Personal information
- Born: 18 February 1973 (age 53)
- Original teams: Subiaco Football Club, WAFL
- Debut: Round 3, 1995, Fremantle vs. Fitzroy, at Whitten Oval
- Height: 187 cm (6 ft 2 in)
- Weight: 92 kg (203 lb)

Playing career
- Years: Club / Games (Goals)
- 1993–2007: Subiaco / 51 (6)
- 1995–2007: Fremantle / 238 (11)
- Total:  / 289 (17)

Career highlights
- Fremantle best and fairest: 2nd 1997 & 2005; 3rd 2002; WA State of Origin team: 2002, 2004 & 2006; Fremantle vice-captain: 2002; Fremantle Life Member: 2003; Fremantle 25 since '95 Team;

= Shane Parker (footballer) =

Australian rules footballer

Shane Parker (born 18 February 1973) is a former Australian rules footballer who played for the Fremantle Football Club. He made his debut in 1995, Fremantle's inaugural year in the Australian Football League.

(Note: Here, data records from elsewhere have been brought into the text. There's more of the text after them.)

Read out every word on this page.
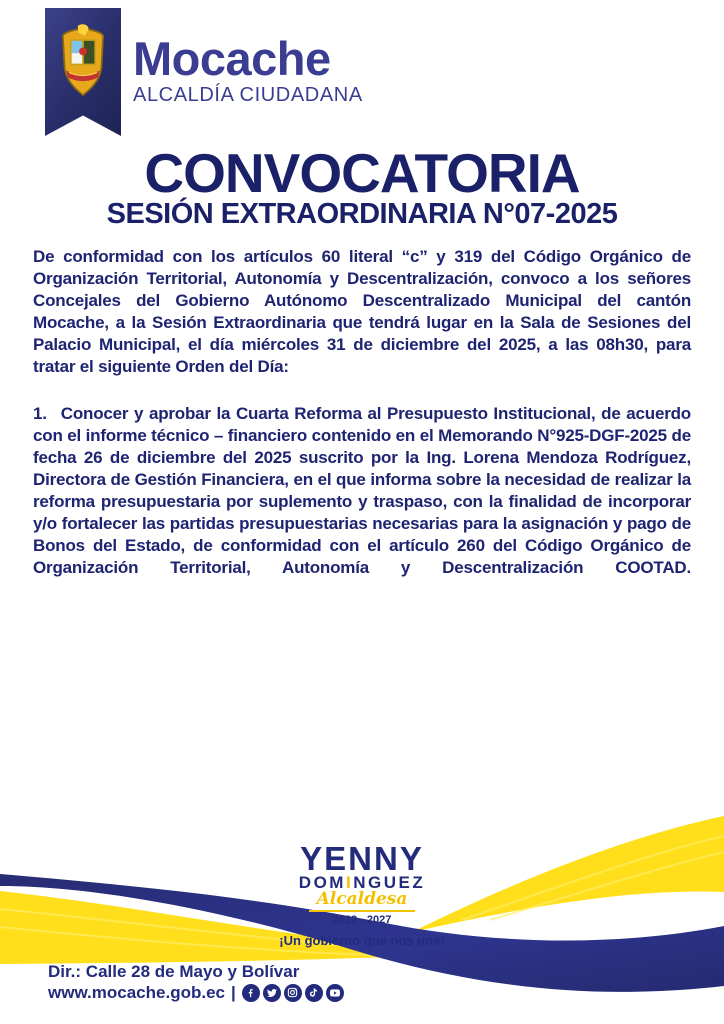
Mocache
ALCALDÍA CIUDADANA
CONVOCATORIA
SESIÓN EXTRAORDINARIA N°07-2025

De conformidad con los artículos 60 literal “c” y 319 del Código Orgánico de Organización Territorial, Autonomía y Descentralización, convoco a los señores Concejales del Gobierno Autónomo Descentralizado Municipal del cantón Mocache, a la Sesión Extraordinaria que tendrá lugar en la Sala de Sesiones del Palacio Municipal, el día miércoles 31 de diciembre del 2025, a las 08h30, para tratar el siguiente Orden del Día:

1. Conocer y aprobar la Cuarta Reforma al Presupuesto Institucional, de acuerdo con el informe técnico – financiero contenido en el Memorando N°925-DGF-2025 de fecha 26 de diciembre del 2025 suscrito por la Ing. Lorena Mendoza Rodríguez, Directora de Gestión Financiera, en el que informa sobre la necesidad de realizar la reforma presupuestaria por suplemento y traspaso, con la finalidad de incorporar y/o fortalecer las partidas presupuestarias necesarias para la asignación y pago de Bonos del Estado, de conformidad con el artículo 260 del Código Orgánico de Organización Territorial, Autonomía y Descentralización COOTAD.

YENNY
DOMINGUEZ
Alcaldesa
2023 - 2027
¡Un gobierno que nos une!
Dir.: Calle 28 de Mayo y Bolívar
www.mocache.gob.ec |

In 2005, Parker became the first person to play 200 games for the club and celebrated the match by kicking the 10th goal in his career, his first goal in almost 4 seasons. He was known for his reliability in defence and his reclusive nature.

On 24 August 2007 after 238 games, Parker announced his retirement from AFL football (along with fellow player Troy Cook). Parker was the Dockers longest serving player for Fremantle until it was broken by Matthew Pavlich in 2016. Pavlich's record was however broken by David Mundy in 2021.

Parker attended St Stephen's School, Perth and is a devout Christian. In 2005 he was allegedly religiously vilified by Fraser Gehrig.